Human analysts have been doing this kind of thing for governments for decades (among the many things I learned from Leetaru’s paper is that more than 80 percent of the “actionable intelligence” that the Cold War West got about the Soviet Union came out of this kind of work done on newspaper articles, conference proceedings, news broadcasts, technical reports and similar non-secret sources). That computer algorithms can do this sort of work (and are being used by corporations to monitor their brands) is interesting, but the big news in the paper is this: Leetaru says a computer’s score of the emotional tone of journalism and other open sources in a nation can predict when conflict is likeliest to occur there.

For example, his system analyzed a collection of the British Summary of World Broadcasts’ 52,438 articles in any language from January 1979 until March 2011 that mentioned an Egyptian city (in other words, it included both Egyptian sources and foreigners’ views of the country). The computer’s score for the aggregate emotional tone of the articles showed a plunge toward negativity in January 2011. The drop was equalled only by January 1991 (the beginning of the first Iraq War) and nearly equalled in March 2003 (the start of the U.S. invasion of Iraq). An analysis of Egypt-only and Arabic-only sources from the same database showed the same pattern, but with a less extreme swing downward, which Leetaru attributes to censorship.

“While such a surge in negativity about Egypt would not have automatically indicated that the government would be overthrown,” Leetaru writes, “it would at the very least have suggested to policy–makers and intelligence analysts that there was increased potential for unrest.” An additional indicator, he adds, is that the 13,061 stories in the database that mentioned Hosni Mubarak showed the most negative tone in three decades, in the weeks before the Egyptian revolution began.

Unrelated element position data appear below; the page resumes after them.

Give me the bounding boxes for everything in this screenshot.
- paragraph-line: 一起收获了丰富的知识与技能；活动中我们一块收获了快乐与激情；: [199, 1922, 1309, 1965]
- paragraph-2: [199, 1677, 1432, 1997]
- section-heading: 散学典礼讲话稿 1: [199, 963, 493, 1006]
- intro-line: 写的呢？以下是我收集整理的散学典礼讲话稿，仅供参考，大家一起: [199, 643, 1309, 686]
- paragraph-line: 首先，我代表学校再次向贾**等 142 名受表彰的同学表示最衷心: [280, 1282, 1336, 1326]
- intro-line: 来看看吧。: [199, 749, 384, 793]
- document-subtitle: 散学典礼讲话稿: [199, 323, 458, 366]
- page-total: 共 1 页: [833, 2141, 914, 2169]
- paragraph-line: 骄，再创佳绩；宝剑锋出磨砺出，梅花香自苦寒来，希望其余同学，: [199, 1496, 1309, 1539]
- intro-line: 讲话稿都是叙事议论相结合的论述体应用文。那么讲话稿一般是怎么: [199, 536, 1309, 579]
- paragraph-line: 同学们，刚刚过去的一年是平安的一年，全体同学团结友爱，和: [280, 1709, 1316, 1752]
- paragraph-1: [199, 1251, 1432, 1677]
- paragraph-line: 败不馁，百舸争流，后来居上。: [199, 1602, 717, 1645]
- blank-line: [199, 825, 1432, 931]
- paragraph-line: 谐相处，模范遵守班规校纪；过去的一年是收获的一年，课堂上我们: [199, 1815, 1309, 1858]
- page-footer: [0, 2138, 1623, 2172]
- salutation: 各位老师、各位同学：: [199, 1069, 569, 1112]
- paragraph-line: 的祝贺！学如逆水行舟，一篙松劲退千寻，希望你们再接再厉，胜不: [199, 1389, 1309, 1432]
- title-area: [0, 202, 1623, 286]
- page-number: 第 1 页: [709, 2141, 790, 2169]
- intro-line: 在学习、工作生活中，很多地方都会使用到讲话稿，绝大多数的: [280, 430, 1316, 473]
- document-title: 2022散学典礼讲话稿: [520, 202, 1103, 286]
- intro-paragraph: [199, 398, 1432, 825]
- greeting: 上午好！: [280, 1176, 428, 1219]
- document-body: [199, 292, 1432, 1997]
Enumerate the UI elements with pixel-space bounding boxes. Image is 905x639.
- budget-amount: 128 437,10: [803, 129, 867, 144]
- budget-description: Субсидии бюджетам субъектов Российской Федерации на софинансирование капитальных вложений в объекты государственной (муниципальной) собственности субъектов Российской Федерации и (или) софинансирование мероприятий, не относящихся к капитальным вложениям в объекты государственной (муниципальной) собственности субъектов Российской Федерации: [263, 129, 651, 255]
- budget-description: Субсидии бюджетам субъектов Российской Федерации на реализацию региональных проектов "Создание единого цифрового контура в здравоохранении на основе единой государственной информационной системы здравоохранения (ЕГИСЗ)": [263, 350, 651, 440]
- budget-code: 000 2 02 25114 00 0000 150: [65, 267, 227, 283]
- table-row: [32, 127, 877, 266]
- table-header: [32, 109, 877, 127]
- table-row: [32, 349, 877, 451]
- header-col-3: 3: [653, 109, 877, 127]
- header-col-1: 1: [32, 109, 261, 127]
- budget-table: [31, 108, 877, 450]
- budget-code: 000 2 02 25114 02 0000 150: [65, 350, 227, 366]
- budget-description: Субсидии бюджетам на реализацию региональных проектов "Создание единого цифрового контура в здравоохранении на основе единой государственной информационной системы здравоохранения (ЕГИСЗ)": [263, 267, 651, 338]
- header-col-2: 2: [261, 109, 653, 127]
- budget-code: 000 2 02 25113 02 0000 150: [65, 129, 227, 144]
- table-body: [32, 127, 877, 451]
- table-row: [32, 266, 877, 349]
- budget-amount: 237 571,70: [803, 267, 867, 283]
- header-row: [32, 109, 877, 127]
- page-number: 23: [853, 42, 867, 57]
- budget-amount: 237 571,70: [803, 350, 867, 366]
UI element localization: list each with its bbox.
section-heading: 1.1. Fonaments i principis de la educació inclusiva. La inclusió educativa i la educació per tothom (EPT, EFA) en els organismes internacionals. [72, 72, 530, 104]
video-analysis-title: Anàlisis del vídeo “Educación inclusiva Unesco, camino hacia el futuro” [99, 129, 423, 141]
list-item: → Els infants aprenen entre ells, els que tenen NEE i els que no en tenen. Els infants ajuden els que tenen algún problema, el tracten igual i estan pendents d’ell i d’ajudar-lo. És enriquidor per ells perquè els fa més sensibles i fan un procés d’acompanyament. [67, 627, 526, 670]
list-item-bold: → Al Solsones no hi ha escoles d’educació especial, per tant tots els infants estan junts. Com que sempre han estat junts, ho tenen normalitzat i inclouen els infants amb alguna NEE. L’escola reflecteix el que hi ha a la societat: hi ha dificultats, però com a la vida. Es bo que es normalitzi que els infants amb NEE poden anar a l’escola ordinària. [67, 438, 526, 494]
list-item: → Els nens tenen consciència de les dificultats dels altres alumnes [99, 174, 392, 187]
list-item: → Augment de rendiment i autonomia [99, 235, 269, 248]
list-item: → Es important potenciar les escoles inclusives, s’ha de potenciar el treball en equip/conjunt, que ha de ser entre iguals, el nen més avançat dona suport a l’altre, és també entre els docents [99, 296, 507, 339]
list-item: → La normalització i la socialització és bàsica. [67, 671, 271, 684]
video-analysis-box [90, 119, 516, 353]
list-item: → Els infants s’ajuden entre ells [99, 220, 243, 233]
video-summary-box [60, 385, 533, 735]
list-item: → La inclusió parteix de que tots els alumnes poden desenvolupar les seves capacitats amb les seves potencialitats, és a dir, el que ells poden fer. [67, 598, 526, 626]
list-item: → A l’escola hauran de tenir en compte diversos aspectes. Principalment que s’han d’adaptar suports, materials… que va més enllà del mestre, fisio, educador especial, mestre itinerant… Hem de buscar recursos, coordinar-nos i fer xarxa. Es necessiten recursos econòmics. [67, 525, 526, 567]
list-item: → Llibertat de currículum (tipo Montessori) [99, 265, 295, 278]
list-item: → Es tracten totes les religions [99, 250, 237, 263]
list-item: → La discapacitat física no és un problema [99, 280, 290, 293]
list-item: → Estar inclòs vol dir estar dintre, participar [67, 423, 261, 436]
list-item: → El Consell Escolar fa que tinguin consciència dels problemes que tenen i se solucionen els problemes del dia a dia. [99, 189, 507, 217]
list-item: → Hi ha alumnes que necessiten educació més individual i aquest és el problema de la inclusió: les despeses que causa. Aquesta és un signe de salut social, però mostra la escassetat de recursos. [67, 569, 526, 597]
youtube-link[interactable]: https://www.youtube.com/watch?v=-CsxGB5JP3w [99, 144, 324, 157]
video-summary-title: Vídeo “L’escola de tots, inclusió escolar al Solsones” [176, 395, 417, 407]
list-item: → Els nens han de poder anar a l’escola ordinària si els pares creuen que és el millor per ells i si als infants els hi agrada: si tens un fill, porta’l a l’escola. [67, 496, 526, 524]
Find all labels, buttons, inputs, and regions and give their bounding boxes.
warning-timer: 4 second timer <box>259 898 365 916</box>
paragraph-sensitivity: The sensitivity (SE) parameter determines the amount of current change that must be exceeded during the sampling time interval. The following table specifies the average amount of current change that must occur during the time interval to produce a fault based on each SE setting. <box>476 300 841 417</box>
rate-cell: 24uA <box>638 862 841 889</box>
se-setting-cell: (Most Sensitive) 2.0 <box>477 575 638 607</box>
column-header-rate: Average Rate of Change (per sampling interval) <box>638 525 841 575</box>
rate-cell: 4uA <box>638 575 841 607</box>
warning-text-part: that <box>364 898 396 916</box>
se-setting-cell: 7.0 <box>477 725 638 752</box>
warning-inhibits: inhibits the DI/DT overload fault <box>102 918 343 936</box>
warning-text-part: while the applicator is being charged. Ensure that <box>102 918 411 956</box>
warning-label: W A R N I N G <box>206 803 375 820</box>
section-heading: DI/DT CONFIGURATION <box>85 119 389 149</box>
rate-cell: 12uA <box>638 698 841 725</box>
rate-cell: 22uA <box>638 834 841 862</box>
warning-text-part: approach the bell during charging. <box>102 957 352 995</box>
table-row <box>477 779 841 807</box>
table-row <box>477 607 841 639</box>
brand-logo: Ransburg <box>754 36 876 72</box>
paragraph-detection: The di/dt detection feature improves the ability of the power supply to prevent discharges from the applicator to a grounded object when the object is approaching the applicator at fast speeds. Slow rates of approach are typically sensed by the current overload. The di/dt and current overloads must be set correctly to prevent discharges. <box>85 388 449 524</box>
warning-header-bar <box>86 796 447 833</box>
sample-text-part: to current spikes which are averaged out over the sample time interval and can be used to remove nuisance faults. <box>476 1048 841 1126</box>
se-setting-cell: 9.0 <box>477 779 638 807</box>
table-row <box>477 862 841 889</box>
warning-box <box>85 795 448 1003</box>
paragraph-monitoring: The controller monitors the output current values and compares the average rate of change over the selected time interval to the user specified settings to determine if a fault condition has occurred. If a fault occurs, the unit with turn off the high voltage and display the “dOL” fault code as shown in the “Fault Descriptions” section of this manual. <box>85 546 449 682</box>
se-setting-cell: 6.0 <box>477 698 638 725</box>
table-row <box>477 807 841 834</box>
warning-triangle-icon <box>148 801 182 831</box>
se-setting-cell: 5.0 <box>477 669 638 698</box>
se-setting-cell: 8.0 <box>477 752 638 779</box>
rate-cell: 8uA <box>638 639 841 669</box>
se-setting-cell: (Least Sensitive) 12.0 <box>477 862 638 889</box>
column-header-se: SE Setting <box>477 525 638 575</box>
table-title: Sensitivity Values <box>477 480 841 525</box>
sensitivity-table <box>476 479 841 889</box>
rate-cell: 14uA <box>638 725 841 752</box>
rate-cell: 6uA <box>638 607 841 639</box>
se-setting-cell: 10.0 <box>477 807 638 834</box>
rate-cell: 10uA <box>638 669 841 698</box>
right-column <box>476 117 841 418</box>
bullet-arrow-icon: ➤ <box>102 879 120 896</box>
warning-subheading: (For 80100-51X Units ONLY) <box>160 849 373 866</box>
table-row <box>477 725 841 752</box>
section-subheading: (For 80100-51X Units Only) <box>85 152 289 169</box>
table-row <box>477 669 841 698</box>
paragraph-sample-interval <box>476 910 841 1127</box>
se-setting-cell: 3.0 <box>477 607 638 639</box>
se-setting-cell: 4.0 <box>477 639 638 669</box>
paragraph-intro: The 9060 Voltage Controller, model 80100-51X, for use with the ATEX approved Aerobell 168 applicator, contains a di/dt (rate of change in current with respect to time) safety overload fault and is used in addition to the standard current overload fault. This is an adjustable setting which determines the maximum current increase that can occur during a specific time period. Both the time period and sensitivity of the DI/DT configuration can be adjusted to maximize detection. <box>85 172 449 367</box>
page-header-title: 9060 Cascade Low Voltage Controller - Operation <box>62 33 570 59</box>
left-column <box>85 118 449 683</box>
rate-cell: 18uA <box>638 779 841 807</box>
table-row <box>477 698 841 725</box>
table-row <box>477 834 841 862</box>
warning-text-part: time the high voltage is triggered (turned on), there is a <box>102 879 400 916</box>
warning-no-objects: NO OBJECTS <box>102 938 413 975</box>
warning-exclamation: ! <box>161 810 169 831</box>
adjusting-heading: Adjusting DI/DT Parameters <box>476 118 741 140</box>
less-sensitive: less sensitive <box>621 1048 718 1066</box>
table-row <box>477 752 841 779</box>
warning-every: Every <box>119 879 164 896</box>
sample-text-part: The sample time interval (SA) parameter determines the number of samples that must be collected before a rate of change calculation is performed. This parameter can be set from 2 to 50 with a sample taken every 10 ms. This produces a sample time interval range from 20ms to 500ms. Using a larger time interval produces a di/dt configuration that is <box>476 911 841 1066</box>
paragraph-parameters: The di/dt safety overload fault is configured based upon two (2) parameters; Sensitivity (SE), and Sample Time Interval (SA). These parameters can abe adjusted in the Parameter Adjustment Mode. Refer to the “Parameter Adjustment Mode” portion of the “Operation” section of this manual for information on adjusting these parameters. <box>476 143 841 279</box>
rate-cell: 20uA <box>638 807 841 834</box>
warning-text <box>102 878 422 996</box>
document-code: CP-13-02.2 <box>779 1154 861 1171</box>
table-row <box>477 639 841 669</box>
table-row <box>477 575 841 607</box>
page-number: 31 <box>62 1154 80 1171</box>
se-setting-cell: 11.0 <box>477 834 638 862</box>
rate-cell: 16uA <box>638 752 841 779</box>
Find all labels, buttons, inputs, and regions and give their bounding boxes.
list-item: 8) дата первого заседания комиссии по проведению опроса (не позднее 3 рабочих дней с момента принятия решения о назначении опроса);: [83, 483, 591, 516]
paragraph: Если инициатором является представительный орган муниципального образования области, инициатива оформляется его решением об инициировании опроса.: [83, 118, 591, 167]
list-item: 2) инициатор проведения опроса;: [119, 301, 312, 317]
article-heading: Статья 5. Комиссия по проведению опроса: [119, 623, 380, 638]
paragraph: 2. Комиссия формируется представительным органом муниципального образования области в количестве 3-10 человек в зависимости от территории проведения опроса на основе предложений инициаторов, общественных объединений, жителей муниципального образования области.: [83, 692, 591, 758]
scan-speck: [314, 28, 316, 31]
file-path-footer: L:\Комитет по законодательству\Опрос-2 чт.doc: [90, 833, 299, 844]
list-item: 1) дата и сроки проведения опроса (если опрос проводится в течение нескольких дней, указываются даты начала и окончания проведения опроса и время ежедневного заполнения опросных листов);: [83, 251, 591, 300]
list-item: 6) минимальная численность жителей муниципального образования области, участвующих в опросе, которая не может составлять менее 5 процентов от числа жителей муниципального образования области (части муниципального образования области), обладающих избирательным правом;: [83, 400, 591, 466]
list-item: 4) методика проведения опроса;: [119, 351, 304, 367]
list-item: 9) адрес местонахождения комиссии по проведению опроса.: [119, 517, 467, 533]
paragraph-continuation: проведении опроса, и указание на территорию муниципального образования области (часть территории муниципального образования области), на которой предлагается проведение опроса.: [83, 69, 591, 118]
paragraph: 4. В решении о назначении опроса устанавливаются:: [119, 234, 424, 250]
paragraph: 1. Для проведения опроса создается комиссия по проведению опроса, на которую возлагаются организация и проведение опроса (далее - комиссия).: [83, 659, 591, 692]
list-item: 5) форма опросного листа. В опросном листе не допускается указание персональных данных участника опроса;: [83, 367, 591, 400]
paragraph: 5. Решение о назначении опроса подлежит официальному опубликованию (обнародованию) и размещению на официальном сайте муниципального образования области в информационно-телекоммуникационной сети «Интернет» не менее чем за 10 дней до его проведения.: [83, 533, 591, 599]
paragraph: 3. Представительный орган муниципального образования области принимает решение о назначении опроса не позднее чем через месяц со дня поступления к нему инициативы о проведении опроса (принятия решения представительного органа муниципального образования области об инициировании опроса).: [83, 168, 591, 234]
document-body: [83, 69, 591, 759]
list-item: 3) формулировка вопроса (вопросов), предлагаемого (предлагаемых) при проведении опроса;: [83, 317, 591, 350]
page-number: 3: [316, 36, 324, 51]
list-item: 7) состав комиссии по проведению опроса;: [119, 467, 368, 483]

Interestingly, despite the Internet’s rep for unequalled reaction-time, a cross-check with a database of web-only news showed that the tone there followed the mainstream non-American journalistic outlets by about a month. In turn, articles in The New York Times lagged behind the web sources).

More surprising, to me anyway, was Leetaru’s attempt to see if geocoding of news sources could be used to find a prominent person. To do this, he crunched all the articles in the Summary of World Broadcasts that mentioned “bin Laden” between January 1979 and April 2011, coding every geographic reference. Northern Pakistan is the most frequently mentioned geographic area in the articles, the analysis found. And two cities there, Islamabad and Peshawar, were among the five most-mentioned non-Western cities in the texts. Hence, Leetaru writes, “global news content would have suggested Northern Pakistan in a 200 kilometer radius around Islamabad and Peshawar” as the place to hunt for bin Laden.

Well, not too many points for being right—this analysis, like the one on Egypt, was done retrospectively to test the system. I hope if similar indicators crop up in the future, Leetaru will be willing to make some forecasts, just to see if the project works in real-time conditions. For the moment, though, there’s no denying that it’s a fascinating set of results.

Every time I look at this Tolstoyan approach to human behavior (for instance here and here and here), I’m struck by its eeriness. It is hard to wrap my mind around the notion that the real causes and effects of our actions are hiding in plain sight all around us, traceable in the ups and downs of the stock market, or the rise and fall of hemlines. It is especially hard to envision what the chain of causes could be that links adjectives chosen by journalists with some individual’s decision to set himself on fire. It all has an air of haruspicy, somehow.

Still, if ever humanity can find a way to describe society’s motions that we do not feel (which, of course, will have to also include a description of the effects of the description), politics will never be the same.